A constraint the agent sees, reasons about, and accounts for in the compliance narrative is governed - even if nothing prevents the agent from violating it.

Mechanical enforcement - static analysis, schema validation, generated tests - adds teeth where constraints are specific enough to be programmatically verifiable. All writes to the accounts table must go through AuditedRepository can be detected by import scanning. That constraint should be mechanically enforced.

But user-facing error messages must be actionable can't be. Don't retry payment webhooks without idempotency keys requires context a linter doesn't have. This service caches auth tokens in memory is a fact about architecture, not a pattern in code.
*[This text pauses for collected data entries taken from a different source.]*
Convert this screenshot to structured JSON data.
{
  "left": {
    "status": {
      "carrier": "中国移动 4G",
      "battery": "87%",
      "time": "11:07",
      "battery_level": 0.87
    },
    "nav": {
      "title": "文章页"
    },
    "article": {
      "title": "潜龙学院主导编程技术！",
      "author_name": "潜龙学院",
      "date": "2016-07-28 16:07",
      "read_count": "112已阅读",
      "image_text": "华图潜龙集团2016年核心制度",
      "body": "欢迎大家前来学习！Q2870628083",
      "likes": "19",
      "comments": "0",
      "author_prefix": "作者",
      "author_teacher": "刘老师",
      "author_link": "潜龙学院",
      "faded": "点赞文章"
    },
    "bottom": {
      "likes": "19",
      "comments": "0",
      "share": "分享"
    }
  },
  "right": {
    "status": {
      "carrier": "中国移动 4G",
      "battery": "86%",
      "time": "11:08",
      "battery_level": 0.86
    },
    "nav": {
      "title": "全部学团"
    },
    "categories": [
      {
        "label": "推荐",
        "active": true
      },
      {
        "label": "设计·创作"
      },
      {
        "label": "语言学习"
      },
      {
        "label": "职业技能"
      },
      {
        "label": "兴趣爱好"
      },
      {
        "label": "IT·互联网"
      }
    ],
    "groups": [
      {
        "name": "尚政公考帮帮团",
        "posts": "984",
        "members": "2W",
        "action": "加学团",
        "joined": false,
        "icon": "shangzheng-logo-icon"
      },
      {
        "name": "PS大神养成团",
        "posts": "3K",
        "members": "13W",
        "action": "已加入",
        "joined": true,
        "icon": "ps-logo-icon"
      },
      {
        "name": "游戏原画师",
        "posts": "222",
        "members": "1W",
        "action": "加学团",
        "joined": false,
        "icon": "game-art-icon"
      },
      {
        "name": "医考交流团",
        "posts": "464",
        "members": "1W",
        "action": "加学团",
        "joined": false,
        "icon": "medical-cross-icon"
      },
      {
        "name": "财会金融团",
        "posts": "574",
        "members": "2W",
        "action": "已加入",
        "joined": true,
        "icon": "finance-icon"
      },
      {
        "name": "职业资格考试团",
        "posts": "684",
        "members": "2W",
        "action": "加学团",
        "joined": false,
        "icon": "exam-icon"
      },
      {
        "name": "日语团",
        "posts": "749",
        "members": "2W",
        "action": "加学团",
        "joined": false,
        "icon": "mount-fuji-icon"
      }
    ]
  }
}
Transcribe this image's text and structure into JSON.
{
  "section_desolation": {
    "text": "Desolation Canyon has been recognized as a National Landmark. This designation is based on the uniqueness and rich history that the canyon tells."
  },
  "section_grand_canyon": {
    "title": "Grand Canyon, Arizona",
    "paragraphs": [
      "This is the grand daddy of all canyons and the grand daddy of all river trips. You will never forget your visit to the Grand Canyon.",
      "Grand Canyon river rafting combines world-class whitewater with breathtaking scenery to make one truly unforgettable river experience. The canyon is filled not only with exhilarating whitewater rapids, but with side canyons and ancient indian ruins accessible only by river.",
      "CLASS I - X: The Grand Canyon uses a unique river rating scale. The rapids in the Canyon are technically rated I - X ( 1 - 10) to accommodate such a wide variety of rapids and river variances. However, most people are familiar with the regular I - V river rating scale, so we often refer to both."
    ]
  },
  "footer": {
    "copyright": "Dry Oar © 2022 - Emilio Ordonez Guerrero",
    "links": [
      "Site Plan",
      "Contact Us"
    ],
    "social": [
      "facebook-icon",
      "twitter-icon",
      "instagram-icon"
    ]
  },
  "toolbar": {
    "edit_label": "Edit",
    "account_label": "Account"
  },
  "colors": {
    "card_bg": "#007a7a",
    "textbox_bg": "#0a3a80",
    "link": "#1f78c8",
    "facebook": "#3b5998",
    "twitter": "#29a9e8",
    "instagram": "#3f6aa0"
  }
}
These constraints are real. They govern real decisions. And they may never need mechanical enforcement because visibility is already doing the job.

Treating the visibility tier as a warmup for "real" enforcement undervalues the tier where most organisational knowledge actually lives.


These five positions form a worldview, not a feature set. Engraph is the product that operationalises them - the constraint graph, the lifecycle engine, the compliance narrative, the hooks that deliver constraints into agent context at task time. But the positions are larger than the product. We've explored how this plays out in practice: how code review's hidden knowledge pipeline is breaking, why authorised context going stale is harder to catch than prompt injection, and what happens when organisations try to reorganise around agents.

If this worldview matches what you're seeing in your own organisation, the product will make sense. If it doesn't, no feature list will convince you.